Sometimes in the hockey novels, the pond where the high-school team plays its big game is beautiful, black and smooth and deep, and the sound that skates make on it bespeaks power and gracefulness and cold outdoor air, such that young Jack Taylor, who watches the game, can’t resist heading out onto this same ice a few days later when the weather starts to warm.
I’m speaking here of Lightning On Ice, Philip Harkins’ 1946 novel for young readers, and if you can see where we’re heading, well, yes, obviously. The pond doesn’t have a name, though it’s big enough, apparently, to be called a lake. The boys find a sheltered cove where the ice, soft as it is, seems thick enough. They ignore the signs warning them off. They shed their shoes, pull on skates. It’s older boys, mostly. Jack is younger, meek. At first, there’s no room for him in the game, but then one of the captains says he can tend goal. Poletti. Jack doesn’t want to play in goal but, okay, fine. Schulz is the other captain, and a jerk. It’s his wrist shot that hits Jack in the shin, fells him briefly, despite everybody having agreed to no raising. I’m not going to get into the bad blood that boils between Schulz and Poletti. Poletti pokechecks him — I will say that. And so:
Schulz, chagrined, watched the puck skim over the ice. Then his chagrin vanished as he saw the rubber disc slide serenely out of the cove onto the thin ice of the pond. Watching the puck and realizing what this would mean to its owner, Schulz broke into a laugh. “O.K., wise guy!” he cried. “There’s your pokecheck and there’s your puck. You go get it — and have a good swim!”
Poletti goes. It’s his puck, the only one he’s got. The rest of the players look on. He skates fast, gets to the puck, whacks it to safety, turns back.
Poletti was returning. The ice was sagging dangerously, rising up and down beneath him like a rippling snake. Poletti was skating uphill and downhill over the creaking ice. A boy yelled, “Come on, Poletti. You kin make it.”
No. Not true. He trips, cries out, crashes through the ice. O no.
The boys stood paralyzed. Then they broke into excited cries and skated in excited circles. “He’s up,” someone shouted. Poletti had pulled himself onto a ledge of solid ice and was pushing himself up with his arms. Suddenly the ledge gave way and Poletti dropped back into the icy water. Cakes of ice ground around him, seemed to promise support, and then sank under his weight.
Take off your skates, Schulz counsels from afar: “They’re weighin’ ya down!” No way: those skates cost him ten bucks. Jack’s the one who goes after Poletti, of course: it’s his job as the novel’s hero. Along with his nerve, he’s got a plan.
When he reached the thin ice of the pond, he dropped to one knee and, getting flat on his stomach, wriggled forward with extended hockey stick.

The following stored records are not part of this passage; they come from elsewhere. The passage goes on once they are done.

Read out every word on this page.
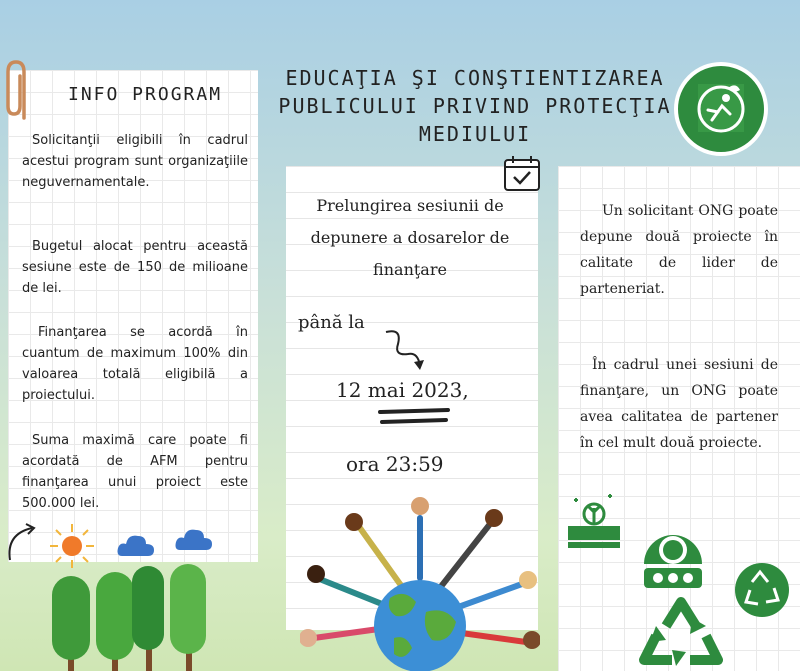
INFO PROGRAM
Solicitanţii eligibili în cadrul acestui program sunt organizaţiile neguvernamentale.
Bugetul alocat pentru această sesiune este de 150 de milioane de lei.
Finanţarea se acordă în cuantum de maximum 100% din valoarea totală eligibilă a proiectului.
Suma maximă care poate fi acordată de AFM pentru finanţarea unui proiect este 500.000 lei.
EDUCAŢIA ŞI CONŞTIENTIZAREA PUBLICULUI PRIVIND PROTECŢIA MEDIULUI
Prelungirea sesiunii de depunere a dosarelor de finanţare
până la
12 mai 2023,
ora 23:59
Un solicitant ONG poate depune două proiecte în calitate de lider de parteneriat.
În cadrul unei sesiuni de finanţare, un ONG poate avea calitatea de partener în cel mult două proiecte.
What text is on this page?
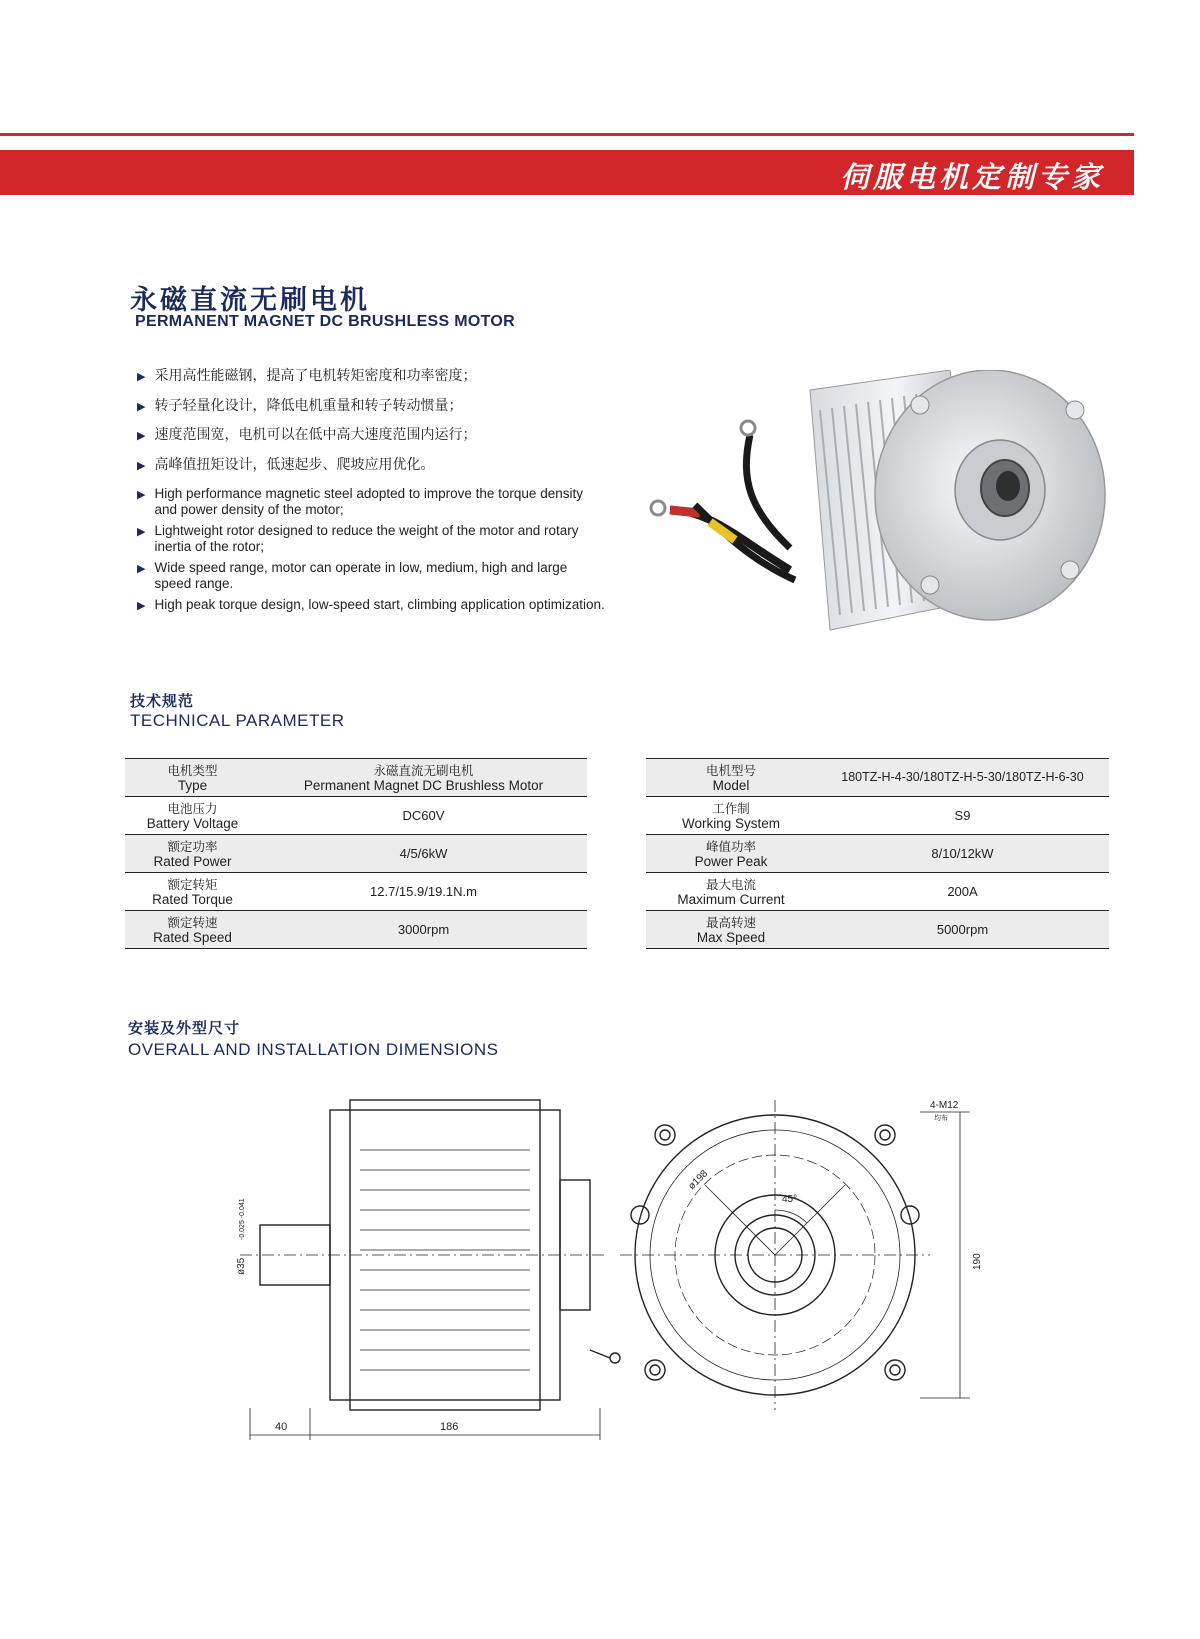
伺服电机定制专家
永磁直流无刷电机
PERMANENT MAGNET DC BRUSHLESS MOTOR
▶ 采用高性能磁钢，提高了电机转矩密度和功率密度；
▶ 转子轻量化设计，降低电机重量和转子转动惯量；
▶ 速度范围宽，电机可以在低中高大速度范围内运行；
▶ 高峰值扭矩设计，低速起步、爬坡应用优化。
▶ High performance magnetic steel adopted to improve the torque density and power density of the motor;
▶ Lightweight rotor designed to reduce the weight of the motor and rotary inertia of the rotor;
▶ Wide speed range, motor can operate in low, medium, high and large speed range.
▶ High peak torque design, low-speed start, climbing application optimization.
技术规范
TECHNICAL PARAMETER
电机类型
Type	永磁直流无刷电机
Permanent Magnet DC Brushless Motor

电池压力
Battery Voltage	DC60V

额定功率
Rated Power	4/5/6kW

额定转矩
Rated Torque	12.7/15.9/19.1N.m

额定转速
Rated Speed	3000rpm
电机型号
Model	180TZ-H-4-30/180TZ-H-5-30/180TZ-H-6-30

工作制
Working System	S9

峰值功率
Power Peak	8/10/12kW

最大电流
Maximum Current	200A

最高转速
Max Speed	5000rpm
安装及外型尺寸
OVERALL AND INSTALLATION DIMENSIONS
40	186
ø35
-0.025 -0.041
ø198
45°
4-M12
均布
190
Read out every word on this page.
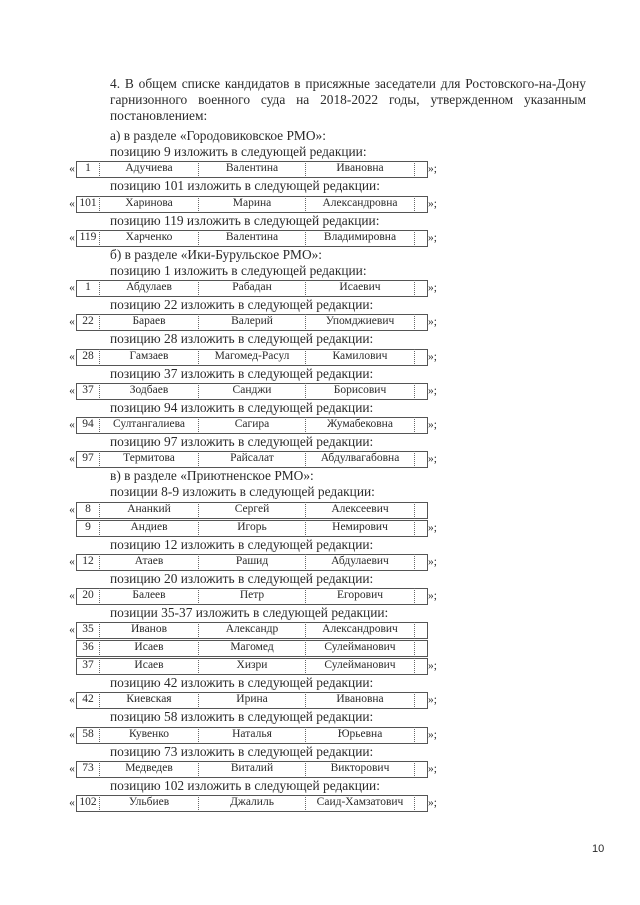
4. В общем списке кандидатов в присяжные заседатели для Ростовского-на-Дону гарнизонного военного суда на 2018-2022 годы, утвержденном указанным постановлением:
а) в разделе «Городовиковское РМО»:
позицию 9 изложить в следующей редакции:
« 1	Адучиева	Валентина	Ивановна	»;
позицию 101 изложить в следующей редакции:
« 101	Харинова	Марина	Александровна	»;
позицию 119 изложить в следующей редакции:
« 119	Харченко	Валентина	Владимировна	»;
б) в разделе «Ики-Бурульское РМО»:
позицию 1 изложить в следующей редакции:
« 1	Абдулаев	Рабадан	Исаевич	»;
позицию 22 изложить в следующей редакции:
« 22	Бараев	Валерий	Упомджиевич	»;
позицию 28 изложить в следующей редакции:
« 28	Гамзаев	Магомед-Расул	Камилович	»;
позицию 37 изложить в следующей редакции:
« 37	Зодбаев	Санджи	Борисович	»;
позицию 94 изложить в следующей редакции:
« 94	Султангалиева	Сагира	Жумабековна	»;
позицию 97 изложить в следующей редакции:
« 97	Термитова	Райсалат	Абдулвагабовна	»;
в) в разделе «Приютненское РМО»:
позиции 8-9 изложить в следующей редакции:
« 8	Ананкий	Сергей	Алексеевич
9	Андиев	Игорь	Немирович	»;
позицию 12 изложить в следующей редакции:
« 12	Атаев	Рашид	Абдулаевич	»;
позицию 20 изложить в следующей редакции:
« 20	Балеев	Петр	Егорович	»;
позиции 35-37 изложить в следующей редакции:
« 35	Иванов	Александр	Александрович
36	Исаев	Магомед	Сулейманович
37	Исаев	Хизри	Сулейманович	»;
позицию 42 изложить в следующей редакции:
« 42	Киевская	Ирина	Ивановна	»;
позицию 58 изложить в следующей редакции:
« 58	Кувенко	Наталья	Юрьевна	»;
позицию 73 изложить в следующей редакции:
« 73	Медведев	Виталий	Викторович	»;
позицию 102 изложить в следующей редакции:
« 102	Ульбиев	Джалиль	Саид-Хамзатович	»;
10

He ignored the warnings of the other players.
“Grab my ankle,” he cried to them, and someone followed, lay down, and grabbed Jack’s ankle. Then another joined the human chain and another, and now there were four boys anchored to Schulz, who was kneeling on the thick safe ice of the cove.
Jack slid farther out near Poletti. Poletti thrashed against the heavy ice cakes, pushed them aside, and fought his way to solid ice. Jack stretched, Poletti strained. Then Poletti managed to grasp the end of the hockey stick which Jack extended toward him.
“O.K. Pull,” cried Jack. “Everybody hold on with two hands!”
Slowly painfully, Poletti came up out of the icy water onto ice that held under his weight, over the ice of the pond to the thicker ice of the cove, where he lay at last soaked, dripping, safe.
All’s well that ends & etc. Happy and proud, Jack joins Poletti for hot chocolate and hot dogs. What could be better? “A day that had started miserably,
with an assignment of goal tending and a painful bang on the shin, had turned out extremely well; by express invitation he was walking home with a big boy, a high school boy, a good hockey player.